Pour Amadou Ba, la Société civile doit lui faire part de ses «contributions à promouvoir et ou à consolider en vue de l’amélioration du système de gouvernance de l’Administration sénégalaise pour que les écarts constatés ne puissent jamais être commis à l’avenir». Dans son discours, Amadou Ba a invité à la tenue d’un débat «dans le respect de l’esprit de l’audit, de la rigueur dans l’appréciation objective, des constats, ainsi que de sa finalité comme l’a souhaité le président de la République en autorisant la mission d’audit et la publication du rapport». «Cette approche du chef de l’Etat dénote de son attachement à la transparence dans la gestion des deniers publics», rappelle Amadou Ba.
Jeudi dernier, le Premier président de la Cour des comptes, Mamadou Faye, a saisi la Chancellerie afin d’enclencher des poursuites contre toutes les personnes épinglées dans le rapport pour des faits constitutifs de crimes ou délits. Les 9 ministères mis en cause sont ceux de la Santé et de l’action sociale, de la Microfinance et de l’économie solidaire, du Développement communautaire, de l’équité sociale et territoriale, du Commerce et des petites et moyennes entreprises, de la Femme, de la famille, du genre et de la protection des enfants, de la Culture et de la communication, ainsi que du Développement industriel et des petites et moyennes industries. Pour la plupart de ces départements ministériels, ce sont les Dage qui sont mis en cause pour des montants divers.
D’autres recommandations à caractère non pénal, qui portent sur des fautes de gestion, vont aboutir à envoyer leurs auteurs devant la Chambre de discipline financière de la Cour des comptes. Une pratique courante dans l’Administration, et qui concerne des centaines de fonctionnaires chaque année.

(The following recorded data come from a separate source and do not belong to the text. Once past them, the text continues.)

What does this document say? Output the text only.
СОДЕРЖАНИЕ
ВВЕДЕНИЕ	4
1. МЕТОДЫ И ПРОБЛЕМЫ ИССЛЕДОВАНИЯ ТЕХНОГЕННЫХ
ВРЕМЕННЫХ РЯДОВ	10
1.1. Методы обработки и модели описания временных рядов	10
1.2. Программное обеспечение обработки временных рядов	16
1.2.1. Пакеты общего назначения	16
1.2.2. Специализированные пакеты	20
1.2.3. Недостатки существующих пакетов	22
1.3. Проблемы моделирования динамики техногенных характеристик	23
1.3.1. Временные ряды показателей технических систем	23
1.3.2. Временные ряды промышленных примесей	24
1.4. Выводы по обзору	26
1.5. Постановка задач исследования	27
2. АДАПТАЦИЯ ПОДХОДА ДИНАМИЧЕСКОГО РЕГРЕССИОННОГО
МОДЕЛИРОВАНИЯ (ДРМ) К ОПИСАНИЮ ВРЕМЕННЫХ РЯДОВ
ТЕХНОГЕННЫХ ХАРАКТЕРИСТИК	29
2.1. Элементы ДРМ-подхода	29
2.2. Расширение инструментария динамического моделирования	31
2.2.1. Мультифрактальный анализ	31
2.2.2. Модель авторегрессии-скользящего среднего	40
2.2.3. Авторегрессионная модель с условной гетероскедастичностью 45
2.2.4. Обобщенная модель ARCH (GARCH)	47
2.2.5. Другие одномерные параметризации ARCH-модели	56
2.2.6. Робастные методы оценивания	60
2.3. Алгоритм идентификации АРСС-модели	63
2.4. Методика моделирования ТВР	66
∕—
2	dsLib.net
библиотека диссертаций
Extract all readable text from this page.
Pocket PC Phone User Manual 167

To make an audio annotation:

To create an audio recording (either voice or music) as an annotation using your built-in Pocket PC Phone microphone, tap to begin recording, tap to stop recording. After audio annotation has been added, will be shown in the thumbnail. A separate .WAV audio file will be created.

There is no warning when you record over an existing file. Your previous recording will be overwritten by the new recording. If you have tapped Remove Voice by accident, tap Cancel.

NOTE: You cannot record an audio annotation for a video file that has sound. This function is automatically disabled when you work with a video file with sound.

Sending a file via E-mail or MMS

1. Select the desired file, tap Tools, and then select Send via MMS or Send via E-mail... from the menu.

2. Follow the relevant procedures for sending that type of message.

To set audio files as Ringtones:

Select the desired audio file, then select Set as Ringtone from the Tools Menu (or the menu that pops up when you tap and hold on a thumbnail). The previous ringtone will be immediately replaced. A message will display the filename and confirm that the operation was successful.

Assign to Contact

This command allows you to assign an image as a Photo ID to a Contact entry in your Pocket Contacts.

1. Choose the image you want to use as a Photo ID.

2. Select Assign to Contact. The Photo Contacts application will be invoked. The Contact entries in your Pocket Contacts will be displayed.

Le chef de l’Etat a d’ailleurs rappelé, en réunion du Conseil des ministres à Tambacounda et dans son discours du Nouvel An, ses instructions, pour que les ministres mettent rapidement en œuvre toutes les recommandations de la Cour des comptes, telles que formulées dans ledit rapport, et veiller à ce que tous les mis en cause s’expliquent devant les juridictions compétentes.
Dans ces 85 recommandations, il y a celles qui préconisent la poursuite en justice d’auteurs présumés de faits assimilables à des détournements de deniers publics ou des surfacturations. Depuis la publication du rapport, le gouvernement a enclenché «l’opération déminage» en multipliant les initiatives. Avant la rencontre du Pm avec la Société civile, il y a eu le point de presse des ministres du Commerce et des Finances, qui avaient même soutenu que les montants estimés comme devant faire l’objet de poursuites judiciaires, concernaient exactement 6 milliards 686 millions 784 mille 410 francs Cfa, «soit 0,7% du montant total du Pres décaissé».